Je regrette également que la réforme soit perçue -pour l’instant ?- comme étant pénalisante pour les femmes. Utilisant un sophisme réducteur (« les femmes ont une durée de cotisation plus faible que celle des hommes, donc elles sont davantage pénalisées par une hausse de la durée de cotisation »), nos pourfendeurs ont tout simplement oublié de préciser qu’allaient arriver à la retraite des générations de femmes disposant de durées de cotisation bien supérieures à celles de leurs aînées, permettant de dépasser de beaucoup l’augmentation prévue et que le montant de leur retraite allait logiquement et heureusement augmenter de manière considérable ! Ces opposants se sont bien gardés d’expliquer qu’une hausse de la CSG ou des cotisations –patronales ou salariales- aurait été beaucoup plus pénalisante pour les femmes –représentant une majorité des « bas salaires »- que pour les hommes.

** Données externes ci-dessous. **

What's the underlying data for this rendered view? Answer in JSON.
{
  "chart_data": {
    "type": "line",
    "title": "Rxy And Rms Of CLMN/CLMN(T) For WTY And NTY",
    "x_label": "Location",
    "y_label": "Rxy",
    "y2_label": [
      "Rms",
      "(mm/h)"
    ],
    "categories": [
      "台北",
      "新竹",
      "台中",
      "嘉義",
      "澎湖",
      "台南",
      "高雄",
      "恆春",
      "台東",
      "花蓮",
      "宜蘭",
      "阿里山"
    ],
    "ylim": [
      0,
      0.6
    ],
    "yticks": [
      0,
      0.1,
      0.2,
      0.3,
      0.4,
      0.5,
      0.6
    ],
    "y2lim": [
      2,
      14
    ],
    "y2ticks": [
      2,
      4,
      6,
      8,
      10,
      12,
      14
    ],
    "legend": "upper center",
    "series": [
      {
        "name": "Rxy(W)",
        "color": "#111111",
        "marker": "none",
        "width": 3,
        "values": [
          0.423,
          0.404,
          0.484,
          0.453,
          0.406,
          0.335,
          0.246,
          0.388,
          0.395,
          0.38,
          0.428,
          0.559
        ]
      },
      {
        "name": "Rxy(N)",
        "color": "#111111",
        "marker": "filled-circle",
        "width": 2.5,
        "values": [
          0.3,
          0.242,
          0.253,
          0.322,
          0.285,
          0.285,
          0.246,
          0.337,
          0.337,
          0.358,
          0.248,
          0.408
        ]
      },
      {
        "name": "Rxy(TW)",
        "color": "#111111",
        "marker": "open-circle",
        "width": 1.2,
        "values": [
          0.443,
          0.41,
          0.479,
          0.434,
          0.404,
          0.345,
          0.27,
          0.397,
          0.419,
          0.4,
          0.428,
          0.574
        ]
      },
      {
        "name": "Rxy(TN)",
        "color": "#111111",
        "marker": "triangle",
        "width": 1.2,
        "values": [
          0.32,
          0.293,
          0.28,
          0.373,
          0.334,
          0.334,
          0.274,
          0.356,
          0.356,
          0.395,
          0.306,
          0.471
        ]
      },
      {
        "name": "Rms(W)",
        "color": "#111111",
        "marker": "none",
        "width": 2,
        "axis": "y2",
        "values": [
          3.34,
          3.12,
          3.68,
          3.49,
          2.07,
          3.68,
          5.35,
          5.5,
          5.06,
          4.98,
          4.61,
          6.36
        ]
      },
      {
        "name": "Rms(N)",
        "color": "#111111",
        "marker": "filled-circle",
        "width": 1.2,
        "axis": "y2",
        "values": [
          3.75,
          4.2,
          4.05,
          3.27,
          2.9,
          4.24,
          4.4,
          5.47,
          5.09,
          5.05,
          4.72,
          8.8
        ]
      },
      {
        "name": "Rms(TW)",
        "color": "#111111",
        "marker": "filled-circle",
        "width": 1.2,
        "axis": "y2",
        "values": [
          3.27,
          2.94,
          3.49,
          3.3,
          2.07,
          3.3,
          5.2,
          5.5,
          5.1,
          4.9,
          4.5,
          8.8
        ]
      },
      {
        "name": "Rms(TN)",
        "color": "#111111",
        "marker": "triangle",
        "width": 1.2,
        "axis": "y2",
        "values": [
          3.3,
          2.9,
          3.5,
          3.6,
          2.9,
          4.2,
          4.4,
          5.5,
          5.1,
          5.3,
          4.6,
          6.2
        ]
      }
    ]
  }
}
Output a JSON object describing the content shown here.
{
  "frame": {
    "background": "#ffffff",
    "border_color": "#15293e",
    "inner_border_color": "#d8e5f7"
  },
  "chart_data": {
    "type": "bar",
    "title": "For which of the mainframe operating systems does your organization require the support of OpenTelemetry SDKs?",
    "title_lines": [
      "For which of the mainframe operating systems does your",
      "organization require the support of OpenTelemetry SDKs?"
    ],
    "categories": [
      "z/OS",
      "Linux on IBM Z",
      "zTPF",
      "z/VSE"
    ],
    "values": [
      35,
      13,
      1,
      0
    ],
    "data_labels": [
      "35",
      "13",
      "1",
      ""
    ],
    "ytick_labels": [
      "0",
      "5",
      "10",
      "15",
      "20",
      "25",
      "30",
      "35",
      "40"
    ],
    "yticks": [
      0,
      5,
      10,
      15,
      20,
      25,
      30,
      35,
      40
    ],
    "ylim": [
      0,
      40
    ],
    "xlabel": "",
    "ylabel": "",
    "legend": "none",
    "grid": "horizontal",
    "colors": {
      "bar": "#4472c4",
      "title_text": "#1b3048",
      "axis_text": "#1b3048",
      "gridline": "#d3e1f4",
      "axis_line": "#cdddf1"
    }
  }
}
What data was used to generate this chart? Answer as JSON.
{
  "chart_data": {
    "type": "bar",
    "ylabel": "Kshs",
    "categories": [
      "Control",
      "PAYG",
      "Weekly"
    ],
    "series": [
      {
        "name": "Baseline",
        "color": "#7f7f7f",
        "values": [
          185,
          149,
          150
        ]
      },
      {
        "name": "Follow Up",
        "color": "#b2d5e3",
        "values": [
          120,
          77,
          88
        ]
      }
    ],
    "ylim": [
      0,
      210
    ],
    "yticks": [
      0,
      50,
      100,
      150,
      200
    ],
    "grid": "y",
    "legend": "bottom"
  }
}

Cette opinion a fait également fi de toutes les mesures favorables pour les femmes comprises dans la réforme, comme la diminution de la décote, la possibilité de cotiser sur une assiette à temps plein pour celles travaillant à temps partiel, la suppression –dans les trimestres retenus pour le calcul de la pension du régime général- de ceux ne permettant pas –en raison d’un montant trop faible- de valider un trimestre pour la durée de cotisation, et le maintien global des avantages familiaux, prenant en compte pour les femmes fonctionnaires la jurisprudence de la Cour de justice des communautés européennes.
Enfin, l’enjeu du financement de nos politiques sociales demeure incompris
Avec un certain aplomb, les opposants de la réforme n’ont cessé de répéter -de manière simultanée- qu’ils étaient opposés à l’augmentation de la durée de cotisation et que les retraites n’étaient pas financées.
L’horizon de la réforme étant 2020, il était nécessaire de retenir un objectif pour le taux de chômage. Dans son scénario central, le COR avait retenu un chiffre de 4,5 %.
Nous avons fondé le financement de notre réforme sur un objectif de 5 % à 6 %, toujours à l’horizon 2020.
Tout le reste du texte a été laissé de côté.